I keep thinking I'll find some way to describe it. I hunt through a mental repository of images, analogies, and metaphors, searching for a suitable vehicle for faithfully telling it. I arrive at nothing. For how does one say, plainly, all that it is to be raped?
Only Ezekiel 16:5–6, the graphic description of an exposed infant, approaches anywhere near it: "No eye looked on you with pity ... you were thrown out into the open field, for on the day you were born you were despised ... then I passed by and saw you kicking about in your blood."
Defiled. Polluted. Castoff. Exposed. Abhorred. And, most dreadful of all: defenseless.
This is what it feels like to be raped.
I was 21-years old, barely five months after returning to the Christian faith. My rapist lived in the parsonage. He was young, serving as a youth pastor while attending a nearby seminary. I'd come roaring back to the faith after a brief dalliance with atheism and agnosticism.

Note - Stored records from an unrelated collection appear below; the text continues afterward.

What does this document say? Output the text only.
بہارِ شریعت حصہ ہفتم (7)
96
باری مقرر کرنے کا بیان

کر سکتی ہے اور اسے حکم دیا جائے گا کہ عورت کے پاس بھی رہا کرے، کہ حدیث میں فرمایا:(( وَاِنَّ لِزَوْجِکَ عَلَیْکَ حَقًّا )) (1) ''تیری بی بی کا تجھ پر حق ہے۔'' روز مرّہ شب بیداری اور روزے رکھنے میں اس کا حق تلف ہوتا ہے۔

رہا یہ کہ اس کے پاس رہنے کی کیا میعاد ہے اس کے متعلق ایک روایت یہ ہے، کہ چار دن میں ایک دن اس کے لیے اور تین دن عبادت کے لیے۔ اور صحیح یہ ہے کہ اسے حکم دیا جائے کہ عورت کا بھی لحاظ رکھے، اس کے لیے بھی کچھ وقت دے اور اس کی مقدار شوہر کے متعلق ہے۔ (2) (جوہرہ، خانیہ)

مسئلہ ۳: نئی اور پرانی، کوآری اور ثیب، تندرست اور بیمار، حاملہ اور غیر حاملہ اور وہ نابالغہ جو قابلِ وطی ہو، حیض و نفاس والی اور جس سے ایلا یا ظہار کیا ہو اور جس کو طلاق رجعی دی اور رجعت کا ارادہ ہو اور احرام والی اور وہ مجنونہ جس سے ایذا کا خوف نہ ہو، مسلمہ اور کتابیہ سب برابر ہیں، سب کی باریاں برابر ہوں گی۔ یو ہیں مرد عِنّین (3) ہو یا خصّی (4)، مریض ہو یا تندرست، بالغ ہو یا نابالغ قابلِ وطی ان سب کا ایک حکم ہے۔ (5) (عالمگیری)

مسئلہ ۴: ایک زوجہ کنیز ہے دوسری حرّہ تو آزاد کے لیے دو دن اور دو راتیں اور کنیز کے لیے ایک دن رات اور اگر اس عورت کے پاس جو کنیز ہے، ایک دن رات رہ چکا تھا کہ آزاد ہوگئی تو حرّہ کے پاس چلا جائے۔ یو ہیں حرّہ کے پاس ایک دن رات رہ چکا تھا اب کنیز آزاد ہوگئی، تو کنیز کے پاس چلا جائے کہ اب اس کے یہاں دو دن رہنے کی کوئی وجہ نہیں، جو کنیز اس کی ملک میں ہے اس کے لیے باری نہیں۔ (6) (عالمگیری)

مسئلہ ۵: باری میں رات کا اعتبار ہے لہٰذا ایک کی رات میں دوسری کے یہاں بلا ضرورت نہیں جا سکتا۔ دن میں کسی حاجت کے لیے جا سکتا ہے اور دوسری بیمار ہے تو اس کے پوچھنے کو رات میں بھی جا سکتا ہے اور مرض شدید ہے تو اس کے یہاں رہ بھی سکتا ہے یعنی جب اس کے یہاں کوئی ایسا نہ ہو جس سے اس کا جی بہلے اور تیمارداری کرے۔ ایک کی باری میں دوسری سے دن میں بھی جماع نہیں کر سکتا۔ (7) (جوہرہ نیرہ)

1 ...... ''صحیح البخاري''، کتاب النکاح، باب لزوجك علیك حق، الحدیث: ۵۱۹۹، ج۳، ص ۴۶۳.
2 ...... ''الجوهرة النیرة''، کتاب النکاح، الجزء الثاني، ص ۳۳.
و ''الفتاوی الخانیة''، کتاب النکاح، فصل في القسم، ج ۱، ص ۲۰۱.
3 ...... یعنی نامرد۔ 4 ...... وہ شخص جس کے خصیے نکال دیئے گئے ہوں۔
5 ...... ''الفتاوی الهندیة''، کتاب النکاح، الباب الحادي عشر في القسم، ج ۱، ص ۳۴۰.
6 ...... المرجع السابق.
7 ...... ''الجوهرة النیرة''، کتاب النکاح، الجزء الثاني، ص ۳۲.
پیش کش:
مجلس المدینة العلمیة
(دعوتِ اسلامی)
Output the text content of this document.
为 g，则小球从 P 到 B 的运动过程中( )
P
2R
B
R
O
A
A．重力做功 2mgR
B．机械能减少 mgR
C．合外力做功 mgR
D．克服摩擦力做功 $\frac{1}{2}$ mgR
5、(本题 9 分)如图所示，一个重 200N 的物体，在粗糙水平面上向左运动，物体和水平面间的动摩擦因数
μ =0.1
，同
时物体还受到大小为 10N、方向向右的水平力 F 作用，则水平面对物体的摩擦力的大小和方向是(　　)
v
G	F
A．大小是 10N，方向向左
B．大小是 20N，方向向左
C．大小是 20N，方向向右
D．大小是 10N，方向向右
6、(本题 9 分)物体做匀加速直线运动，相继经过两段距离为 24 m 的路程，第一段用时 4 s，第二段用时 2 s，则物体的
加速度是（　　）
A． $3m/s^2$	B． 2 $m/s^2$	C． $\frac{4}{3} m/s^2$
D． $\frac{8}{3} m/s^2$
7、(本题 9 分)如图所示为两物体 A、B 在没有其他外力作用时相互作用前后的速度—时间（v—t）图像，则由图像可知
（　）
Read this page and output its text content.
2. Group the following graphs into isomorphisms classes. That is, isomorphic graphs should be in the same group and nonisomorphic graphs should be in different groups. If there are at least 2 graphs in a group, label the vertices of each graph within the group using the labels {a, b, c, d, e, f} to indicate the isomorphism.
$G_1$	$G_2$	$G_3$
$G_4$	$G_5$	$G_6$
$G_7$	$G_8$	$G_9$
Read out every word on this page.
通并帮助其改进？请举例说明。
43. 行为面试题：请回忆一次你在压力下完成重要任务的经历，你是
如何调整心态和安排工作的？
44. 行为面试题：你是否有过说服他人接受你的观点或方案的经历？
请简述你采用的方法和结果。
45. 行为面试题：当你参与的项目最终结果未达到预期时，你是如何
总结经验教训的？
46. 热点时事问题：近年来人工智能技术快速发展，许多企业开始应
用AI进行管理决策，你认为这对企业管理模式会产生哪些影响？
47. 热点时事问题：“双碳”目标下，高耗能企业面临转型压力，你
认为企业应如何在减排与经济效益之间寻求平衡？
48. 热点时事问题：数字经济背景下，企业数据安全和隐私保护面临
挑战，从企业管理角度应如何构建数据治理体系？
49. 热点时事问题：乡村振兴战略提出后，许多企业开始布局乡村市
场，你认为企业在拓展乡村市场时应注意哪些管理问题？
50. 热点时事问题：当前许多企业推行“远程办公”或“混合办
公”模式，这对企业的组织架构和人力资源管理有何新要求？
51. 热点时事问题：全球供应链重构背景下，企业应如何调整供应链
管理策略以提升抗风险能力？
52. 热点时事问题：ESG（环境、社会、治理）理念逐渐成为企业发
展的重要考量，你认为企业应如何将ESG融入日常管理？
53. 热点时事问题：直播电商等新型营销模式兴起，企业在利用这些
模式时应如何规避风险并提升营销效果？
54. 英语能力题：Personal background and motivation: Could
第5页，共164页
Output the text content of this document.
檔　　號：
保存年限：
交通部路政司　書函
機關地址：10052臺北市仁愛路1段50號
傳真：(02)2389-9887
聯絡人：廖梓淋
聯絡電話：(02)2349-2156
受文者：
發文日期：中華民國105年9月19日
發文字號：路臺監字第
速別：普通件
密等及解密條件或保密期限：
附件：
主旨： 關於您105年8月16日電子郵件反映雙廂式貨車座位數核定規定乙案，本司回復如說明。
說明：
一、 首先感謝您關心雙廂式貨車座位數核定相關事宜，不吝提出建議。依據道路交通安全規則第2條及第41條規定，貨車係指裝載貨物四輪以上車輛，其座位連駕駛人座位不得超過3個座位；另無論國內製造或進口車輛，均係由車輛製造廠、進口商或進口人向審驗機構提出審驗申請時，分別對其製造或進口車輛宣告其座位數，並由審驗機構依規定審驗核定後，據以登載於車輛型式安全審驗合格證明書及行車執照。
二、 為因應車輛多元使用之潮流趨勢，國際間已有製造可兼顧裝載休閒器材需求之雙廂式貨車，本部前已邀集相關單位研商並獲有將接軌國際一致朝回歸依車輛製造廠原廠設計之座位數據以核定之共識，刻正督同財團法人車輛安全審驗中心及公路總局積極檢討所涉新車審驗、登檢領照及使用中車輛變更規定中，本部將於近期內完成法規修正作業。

My enthusiasm quickly secured me a position on the leadership team for the youth group, within close working conditions of the youth pastor.
Before long, I began to notice strange, questionable behaviors. Phone calls, flirtations, casual references to meeting with married women in the middle of the night. At first, I thought my perception unreliable—after all, he was the youth pastor, the seminarian. And I? A heathen whose discernment could hardly be trusted. But as the weeks wore on, I grew more confident in my assessment.
So one evening as we carpooled to a youth leadership meeting, I confronted him about his relationships with two married women in our church—mothers of children in the youth group. I mentioned all I had witnessed and brought up his own confessions of regular midnight meetings with one of the women whenever her husband was away on business. His protestations of innocence were no match for the firmness of my judgment, and he finally admitted that both women "were in love" with him. He promised to break off the relationships, if I would keep quiet.
A week later, the pastor showed up at my doorstep in the middle of the night, ostensibly to escape the incessant phone calls of one of the women. Before I knew it, he was in my apartment, behind me, on top of me. Immobilized, I wept.
Why did I let him in? Why did I not fight harder? Why did I just lay there, crying like that? Guilt fell on me like a bucket of hot ash. I wouldn't know until years later the neurobiology of the assault response or tonic immobility. Look at what you've done now. This is your fault, you know. He said as much himself, a week later, when he called to "apologize" and to say, "You were just too much of a temptation for me." He had argued that sexual sins were not as significant as other sins, since sexual temptation came "from outside of him" and not from within his character.
The most difficult part was not the rape, that act of unspeakable violation. It was, and always has been, the horror of living in a body that has been raped. However much I believed in my mind that I was responsible for what had happened, my body knew better. In the months (and years) following the attack, I cringed in fear in the presence of any man—even my own father. One night, when he picked me up from work to take me to dinner, I skulked as far as I could from him against the car door. I hoped he wouldn't notice me white-knuckling the door handle.